SM Prime plans ₱18-billion bond offering to fund capex, refinance debt
SM Prime Holdings Inc. (SM Prime), one of Asia’s largest integrated property developers, is planning to raise ₱18 billion from a planned bond issuance to refinance maturing obligations and fund capital expenditures (capex).
Philippine Rating Services Corp. (PhilRatings) said it has assigned its highest issue credit rating of PRS Aaa, with a stable outlook, to SM Prime’s proposed bond issuance of ₱12 billion, with an oversubscription option of up to ₱6 billion.
The proposed issue represents the fourth tranche of the firm’s shelf-registration debt securities program of up to ₱100 billion.

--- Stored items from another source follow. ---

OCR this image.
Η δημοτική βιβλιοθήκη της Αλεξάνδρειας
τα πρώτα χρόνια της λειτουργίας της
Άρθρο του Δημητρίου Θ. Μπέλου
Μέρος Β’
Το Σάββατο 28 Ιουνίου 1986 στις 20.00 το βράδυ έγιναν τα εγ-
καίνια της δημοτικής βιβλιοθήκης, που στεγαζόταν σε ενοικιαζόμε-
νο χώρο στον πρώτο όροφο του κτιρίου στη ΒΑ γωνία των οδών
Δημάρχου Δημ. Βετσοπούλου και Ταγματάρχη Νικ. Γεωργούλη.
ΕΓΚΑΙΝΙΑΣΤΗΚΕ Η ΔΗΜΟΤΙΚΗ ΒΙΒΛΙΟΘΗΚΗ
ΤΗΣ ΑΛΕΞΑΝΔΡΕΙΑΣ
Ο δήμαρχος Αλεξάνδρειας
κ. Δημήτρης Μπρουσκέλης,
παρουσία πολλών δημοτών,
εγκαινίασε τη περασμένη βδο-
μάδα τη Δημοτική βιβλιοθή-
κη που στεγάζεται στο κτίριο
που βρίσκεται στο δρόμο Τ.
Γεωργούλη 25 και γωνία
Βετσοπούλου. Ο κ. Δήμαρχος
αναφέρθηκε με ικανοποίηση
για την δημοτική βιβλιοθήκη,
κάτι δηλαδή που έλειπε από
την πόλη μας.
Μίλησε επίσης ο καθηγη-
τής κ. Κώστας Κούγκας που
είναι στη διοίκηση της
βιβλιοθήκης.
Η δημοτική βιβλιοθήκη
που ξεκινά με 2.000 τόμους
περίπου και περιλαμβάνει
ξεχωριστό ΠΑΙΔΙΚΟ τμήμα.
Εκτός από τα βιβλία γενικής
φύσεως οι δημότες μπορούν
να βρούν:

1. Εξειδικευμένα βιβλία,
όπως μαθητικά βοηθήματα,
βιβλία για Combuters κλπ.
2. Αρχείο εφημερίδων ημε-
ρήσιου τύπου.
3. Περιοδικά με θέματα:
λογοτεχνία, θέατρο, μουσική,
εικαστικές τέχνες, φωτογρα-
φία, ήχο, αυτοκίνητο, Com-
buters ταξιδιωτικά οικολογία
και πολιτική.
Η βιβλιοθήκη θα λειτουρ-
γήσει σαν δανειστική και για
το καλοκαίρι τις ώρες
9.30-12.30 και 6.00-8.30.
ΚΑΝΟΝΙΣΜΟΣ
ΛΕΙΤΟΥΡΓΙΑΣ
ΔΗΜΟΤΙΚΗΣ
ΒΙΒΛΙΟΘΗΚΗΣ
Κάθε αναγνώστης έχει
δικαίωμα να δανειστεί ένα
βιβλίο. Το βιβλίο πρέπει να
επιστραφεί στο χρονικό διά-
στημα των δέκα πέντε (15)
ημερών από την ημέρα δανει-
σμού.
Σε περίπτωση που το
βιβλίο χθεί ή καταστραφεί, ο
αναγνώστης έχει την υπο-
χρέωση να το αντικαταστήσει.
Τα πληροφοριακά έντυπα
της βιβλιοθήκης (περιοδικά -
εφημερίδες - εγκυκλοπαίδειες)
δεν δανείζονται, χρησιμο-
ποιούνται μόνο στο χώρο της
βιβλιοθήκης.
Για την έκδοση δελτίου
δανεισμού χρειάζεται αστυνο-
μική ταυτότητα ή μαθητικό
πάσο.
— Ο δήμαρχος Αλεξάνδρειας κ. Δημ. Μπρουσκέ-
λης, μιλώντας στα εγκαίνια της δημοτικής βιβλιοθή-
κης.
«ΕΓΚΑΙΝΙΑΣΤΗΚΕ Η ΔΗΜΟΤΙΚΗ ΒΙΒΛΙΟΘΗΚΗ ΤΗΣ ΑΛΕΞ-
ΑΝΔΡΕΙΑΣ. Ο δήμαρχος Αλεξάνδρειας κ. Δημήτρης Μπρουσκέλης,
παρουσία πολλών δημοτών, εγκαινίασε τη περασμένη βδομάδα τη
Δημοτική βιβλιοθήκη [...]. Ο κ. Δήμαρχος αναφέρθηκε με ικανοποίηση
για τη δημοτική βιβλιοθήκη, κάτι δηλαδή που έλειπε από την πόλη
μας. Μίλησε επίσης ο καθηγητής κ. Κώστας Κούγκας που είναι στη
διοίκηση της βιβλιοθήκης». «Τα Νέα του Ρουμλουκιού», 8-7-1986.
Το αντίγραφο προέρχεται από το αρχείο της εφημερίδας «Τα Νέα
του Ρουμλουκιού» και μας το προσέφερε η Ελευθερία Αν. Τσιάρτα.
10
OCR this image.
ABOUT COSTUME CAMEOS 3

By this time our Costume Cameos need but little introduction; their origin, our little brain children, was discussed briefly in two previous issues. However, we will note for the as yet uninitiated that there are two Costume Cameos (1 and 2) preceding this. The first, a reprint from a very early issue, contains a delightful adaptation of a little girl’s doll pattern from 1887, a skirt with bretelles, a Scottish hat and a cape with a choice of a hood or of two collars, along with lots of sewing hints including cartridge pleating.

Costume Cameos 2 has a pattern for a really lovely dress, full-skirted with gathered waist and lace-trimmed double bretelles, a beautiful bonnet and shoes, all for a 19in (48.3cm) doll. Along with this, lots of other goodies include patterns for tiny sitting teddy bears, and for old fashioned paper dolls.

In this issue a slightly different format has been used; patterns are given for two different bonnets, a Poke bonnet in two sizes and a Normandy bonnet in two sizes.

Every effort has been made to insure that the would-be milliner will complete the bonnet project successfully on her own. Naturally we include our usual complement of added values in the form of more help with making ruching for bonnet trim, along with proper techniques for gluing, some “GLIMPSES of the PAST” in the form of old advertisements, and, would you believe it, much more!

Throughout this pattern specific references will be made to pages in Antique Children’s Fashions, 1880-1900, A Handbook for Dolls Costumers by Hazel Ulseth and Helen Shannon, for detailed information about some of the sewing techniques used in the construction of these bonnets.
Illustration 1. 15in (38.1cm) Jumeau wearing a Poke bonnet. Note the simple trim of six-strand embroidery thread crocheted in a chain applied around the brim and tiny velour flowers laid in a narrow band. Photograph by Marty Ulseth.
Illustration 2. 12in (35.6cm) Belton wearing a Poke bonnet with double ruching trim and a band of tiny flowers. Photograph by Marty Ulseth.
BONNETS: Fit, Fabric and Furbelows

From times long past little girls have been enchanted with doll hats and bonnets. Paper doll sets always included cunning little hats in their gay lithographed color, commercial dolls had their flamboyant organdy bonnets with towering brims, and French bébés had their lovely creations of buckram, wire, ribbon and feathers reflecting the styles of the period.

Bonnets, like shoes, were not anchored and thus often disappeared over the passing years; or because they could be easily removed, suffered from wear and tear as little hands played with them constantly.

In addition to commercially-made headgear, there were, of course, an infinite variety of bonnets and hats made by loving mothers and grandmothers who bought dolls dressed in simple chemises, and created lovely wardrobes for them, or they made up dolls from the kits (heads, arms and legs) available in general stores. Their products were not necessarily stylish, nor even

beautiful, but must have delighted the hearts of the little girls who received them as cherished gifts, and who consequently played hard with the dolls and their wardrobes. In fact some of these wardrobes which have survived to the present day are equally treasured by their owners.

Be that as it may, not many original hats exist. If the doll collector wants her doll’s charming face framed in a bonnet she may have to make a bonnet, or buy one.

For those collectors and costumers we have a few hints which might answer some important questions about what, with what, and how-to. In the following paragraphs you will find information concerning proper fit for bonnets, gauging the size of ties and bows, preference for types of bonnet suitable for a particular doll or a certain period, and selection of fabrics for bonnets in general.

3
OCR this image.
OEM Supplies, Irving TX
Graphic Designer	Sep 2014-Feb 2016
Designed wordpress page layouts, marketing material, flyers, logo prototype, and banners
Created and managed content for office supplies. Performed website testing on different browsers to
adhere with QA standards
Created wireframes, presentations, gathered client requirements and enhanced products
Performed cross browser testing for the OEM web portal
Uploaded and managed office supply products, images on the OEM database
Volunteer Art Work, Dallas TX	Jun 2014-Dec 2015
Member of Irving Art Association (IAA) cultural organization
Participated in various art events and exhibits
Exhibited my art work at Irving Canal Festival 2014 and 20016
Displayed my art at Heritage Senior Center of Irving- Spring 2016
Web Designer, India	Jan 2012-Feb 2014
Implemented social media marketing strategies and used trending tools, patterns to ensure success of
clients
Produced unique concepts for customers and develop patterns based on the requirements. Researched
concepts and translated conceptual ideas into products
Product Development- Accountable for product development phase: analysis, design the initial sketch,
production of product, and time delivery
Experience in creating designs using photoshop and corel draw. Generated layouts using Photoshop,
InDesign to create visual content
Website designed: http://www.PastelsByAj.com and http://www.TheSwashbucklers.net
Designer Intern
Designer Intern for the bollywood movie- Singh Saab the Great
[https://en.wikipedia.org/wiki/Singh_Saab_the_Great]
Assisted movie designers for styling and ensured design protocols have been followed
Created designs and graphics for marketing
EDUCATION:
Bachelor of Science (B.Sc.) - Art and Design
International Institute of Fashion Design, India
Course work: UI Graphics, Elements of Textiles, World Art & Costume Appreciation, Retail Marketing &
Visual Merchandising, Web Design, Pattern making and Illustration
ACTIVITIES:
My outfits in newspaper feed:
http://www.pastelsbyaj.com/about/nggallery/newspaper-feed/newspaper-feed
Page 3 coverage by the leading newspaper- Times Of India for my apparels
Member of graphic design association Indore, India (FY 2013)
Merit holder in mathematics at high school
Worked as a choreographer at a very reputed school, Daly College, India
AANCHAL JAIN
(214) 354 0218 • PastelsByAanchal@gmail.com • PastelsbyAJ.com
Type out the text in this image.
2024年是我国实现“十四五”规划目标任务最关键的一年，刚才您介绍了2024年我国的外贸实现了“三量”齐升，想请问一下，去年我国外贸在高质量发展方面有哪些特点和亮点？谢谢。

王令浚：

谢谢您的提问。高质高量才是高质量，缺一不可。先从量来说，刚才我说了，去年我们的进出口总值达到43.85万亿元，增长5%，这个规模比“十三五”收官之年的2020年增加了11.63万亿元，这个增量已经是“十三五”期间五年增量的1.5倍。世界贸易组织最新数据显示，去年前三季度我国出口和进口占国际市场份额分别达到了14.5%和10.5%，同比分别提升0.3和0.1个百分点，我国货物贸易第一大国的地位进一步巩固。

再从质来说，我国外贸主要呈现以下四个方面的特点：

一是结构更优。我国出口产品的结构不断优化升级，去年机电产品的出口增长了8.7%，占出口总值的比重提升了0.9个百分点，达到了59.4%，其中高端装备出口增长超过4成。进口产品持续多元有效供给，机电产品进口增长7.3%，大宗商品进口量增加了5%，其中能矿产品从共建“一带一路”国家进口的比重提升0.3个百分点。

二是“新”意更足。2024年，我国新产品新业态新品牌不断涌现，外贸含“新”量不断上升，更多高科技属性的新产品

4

PhilRatings also maintained its issue credit rating of PRS Aaa, with a stable outlook, on SM Prime’s total outstanding bonds amounting to ₱137.9 billion.
Obligations rated PRS Aaa are of the highest quality, with minimal credit risk. The obligor’s capacity to meet its financial commitment on the obligation is extremely strong. On the other hand, a stable outlook indicates that the rating is likely to be maintained over the next 12 months.
The assigned issue credit ratings and outlook take into account SM Prime’s well-experienced major shareholder and seasoned management, its solid brand equity, its sustained profitability on the back of rental income growth, and its healthy cash flow generation and satisfactory capitalization structure.
SM Prime, under the SM Supermalls brand, remains the largest mall operator in the Philippines. As of end-2025, SM Prime’s Philippine mall portfolio had grown to 89 malls, following the addition of SM City La Union in October last year.
The company, through its hotels and convention centers business unit, operates the largest privately run exhibition and convention chain in the Philippines. Looking ahead, total leasable space will be further expanded by the upcoming completion of SMX Convention Center Seaside Cebu this year.
As of end-2025, SM Prime had a total nationwide land bank of 4,446 hectares (ha), spread across its various business segments. According to management, the current land bank can support five to seven years of development.
Amid anticipated slower economic growth, SM Prime expects to sustain its earnings growth moving forward, with rental income as the primary revenue contributor. Healthy liquidity levels are also projected to be maintained, while its capital structure is seen to further strengthen in the long term.